Eamonn Store, CEO of The Guardian U.S., said in a meeting with newsroom staff the company needs to make up for a revenue shortfall of $4.4 million over the next six months, Politico reports.
Due to low ad sales and revenue projections, “a longtime administrative staffer” was let go, as well as around half a dozen staffers in facilities, IT and accounting, according to Politico’s Morning Media.
For now, the company’s editorial staff will be offered buyouts. A round of layoffs will take place afterwards.
A source told Morning Media that The Guardian U.S. plans to cut about 50 jobs from the 150-person organization. This news is surprising, given the company just appointed two deputy editors, Jane Spencer and David Taylor, to lead digital strategy and news operations in August.
The U.S. branch, which launched in 2011, is part of The Guardian’s aggressive global expansion strategy. In 2014, The Guardian U.S. won a Pulitzer for breaking Edward Snowden's leaks about NSA surveillance.

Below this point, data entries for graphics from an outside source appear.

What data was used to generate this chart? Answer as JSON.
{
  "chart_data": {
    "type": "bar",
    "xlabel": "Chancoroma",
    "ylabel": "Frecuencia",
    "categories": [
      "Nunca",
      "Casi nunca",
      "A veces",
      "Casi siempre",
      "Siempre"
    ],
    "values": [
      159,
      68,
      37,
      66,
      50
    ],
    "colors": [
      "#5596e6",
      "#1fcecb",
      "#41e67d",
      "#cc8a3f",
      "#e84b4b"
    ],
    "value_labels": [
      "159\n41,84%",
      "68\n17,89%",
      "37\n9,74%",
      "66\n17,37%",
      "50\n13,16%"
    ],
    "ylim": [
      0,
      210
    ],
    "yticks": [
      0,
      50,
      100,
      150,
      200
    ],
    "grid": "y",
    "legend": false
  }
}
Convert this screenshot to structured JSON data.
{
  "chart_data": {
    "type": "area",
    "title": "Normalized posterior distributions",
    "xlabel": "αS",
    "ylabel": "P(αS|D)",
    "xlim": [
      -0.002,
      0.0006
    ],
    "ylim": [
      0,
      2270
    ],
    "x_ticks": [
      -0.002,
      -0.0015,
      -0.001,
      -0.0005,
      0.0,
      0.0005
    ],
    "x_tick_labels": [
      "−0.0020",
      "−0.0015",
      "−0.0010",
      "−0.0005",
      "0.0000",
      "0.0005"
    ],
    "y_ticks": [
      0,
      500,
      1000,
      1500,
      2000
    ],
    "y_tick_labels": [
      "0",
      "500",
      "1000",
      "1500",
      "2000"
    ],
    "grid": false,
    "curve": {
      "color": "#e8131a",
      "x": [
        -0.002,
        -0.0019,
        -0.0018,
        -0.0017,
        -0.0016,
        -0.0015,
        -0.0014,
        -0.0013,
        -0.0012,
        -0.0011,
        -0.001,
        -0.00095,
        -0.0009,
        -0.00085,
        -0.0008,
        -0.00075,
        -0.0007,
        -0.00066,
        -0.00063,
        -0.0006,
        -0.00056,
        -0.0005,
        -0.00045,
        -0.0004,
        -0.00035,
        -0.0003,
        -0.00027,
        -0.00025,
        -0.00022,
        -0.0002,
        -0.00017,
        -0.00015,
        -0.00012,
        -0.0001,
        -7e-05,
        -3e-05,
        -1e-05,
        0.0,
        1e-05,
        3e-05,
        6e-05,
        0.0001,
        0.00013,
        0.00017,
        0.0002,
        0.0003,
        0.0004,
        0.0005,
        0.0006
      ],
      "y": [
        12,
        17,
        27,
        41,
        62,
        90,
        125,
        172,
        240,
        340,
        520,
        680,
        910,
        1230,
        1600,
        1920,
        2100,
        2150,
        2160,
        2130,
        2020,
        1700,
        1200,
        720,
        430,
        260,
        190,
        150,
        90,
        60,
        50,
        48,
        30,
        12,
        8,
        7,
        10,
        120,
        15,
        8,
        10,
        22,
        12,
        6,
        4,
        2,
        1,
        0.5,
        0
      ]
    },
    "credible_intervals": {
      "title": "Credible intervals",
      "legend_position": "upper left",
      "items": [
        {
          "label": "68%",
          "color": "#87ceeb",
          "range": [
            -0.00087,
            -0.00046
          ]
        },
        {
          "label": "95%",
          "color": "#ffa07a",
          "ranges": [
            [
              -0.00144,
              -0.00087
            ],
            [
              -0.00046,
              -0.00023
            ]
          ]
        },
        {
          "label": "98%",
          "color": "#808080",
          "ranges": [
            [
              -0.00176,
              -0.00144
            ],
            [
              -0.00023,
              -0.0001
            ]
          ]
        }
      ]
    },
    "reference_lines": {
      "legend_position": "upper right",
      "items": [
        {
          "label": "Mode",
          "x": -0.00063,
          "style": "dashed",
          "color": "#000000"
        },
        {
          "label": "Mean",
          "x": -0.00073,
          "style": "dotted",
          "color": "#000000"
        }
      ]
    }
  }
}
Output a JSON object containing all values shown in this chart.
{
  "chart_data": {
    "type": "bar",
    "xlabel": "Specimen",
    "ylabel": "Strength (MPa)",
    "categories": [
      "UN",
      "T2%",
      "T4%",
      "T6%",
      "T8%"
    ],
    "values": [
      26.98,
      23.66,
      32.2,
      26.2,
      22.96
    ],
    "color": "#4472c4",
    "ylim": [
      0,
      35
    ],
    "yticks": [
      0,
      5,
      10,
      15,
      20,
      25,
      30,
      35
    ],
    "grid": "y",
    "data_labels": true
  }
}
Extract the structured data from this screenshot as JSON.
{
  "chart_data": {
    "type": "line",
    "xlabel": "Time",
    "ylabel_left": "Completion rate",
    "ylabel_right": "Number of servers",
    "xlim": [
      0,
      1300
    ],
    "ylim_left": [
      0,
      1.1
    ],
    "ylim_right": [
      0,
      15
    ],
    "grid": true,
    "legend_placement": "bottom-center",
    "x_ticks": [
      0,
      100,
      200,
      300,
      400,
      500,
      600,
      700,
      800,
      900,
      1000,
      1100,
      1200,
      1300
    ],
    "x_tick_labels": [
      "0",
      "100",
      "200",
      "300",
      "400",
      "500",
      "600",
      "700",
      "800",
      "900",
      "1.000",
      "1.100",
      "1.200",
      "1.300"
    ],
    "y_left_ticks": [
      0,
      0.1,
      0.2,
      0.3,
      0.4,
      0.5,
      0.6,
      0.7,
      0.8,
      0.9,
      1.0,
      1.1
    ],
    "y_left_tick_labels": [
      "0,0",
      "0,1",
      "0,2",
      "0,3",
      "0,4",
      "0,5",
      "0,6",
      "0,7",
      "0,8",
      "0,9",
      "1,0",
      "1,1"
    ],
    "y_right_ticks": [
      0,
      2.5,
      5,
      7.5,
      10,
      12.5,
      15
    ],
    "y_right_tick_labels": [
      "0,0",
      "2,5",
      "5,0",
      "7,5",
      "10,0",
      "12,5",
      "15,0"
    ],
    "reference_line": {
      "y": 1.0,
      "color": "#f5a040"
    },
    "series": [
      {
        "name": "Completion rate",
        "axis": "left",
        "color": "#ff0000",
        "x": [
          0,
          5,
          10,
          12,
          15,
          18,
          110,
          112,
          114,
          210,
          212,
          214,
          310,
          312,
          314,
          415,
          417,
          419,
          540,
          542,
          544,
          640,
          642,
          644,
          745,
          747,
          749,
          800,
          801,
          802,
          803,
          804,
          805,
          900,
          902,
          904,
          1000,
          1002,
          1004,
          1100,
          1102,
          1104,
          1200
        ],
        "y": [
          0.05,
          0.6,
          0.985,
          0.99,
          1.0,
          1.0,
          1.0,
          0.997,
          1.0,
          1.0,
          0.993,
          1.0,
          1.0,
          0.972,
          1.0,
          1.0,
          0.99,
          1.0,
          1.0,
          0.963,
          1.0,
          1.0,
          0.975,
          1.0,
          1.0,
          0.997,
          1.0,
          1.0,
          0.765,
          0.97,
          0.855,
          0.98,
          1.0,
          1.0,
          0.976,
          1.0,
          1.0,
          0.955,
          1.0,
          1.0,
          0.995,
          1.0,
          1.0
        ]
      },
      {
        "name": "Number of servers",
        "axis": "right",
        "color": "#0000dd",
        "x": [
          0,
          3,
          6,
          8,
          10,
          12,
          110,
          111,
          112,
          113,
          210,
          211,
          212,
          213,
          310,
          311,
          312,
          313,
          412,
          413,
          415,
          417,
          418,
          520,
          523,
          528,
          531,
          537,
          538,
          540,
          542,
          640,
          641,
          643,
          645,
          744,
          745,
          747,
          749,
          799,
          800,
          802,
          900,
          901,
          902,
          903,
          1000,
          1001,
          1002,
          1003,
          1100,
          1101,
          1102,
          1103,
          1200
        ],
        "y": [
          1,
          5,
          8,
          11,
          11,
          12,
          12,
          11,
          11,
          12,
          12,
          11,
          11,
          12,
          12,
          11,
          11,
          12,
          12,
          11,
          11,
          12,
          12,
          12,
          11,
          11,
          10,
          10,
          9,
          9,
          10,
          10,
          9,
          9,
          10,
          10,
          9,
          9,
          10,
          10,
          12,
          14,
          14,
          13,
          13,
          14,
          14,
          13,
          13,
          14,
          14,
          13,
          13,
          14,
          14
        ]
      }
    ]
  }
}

Earlier this month, former editor-in-chief of The Guardian in the U.K. Alan Rusbridger said the publication’s predictions for ad revenues last year never materialized "because it all went to Facebook."Rusbridger said Facebook sucked up nearly $27m of The Guardian's digital advertising revenue last year.
In January, The Guardian announced it would slash costs by around 20% in order to “safeguard” the newspaper’s future. It plans to cut £52 million from its annual operating expenses of £268 million, or about $74 million from a total $382 million.
And in July, the company said it would cut its weekly media coverage in print from two pages to one.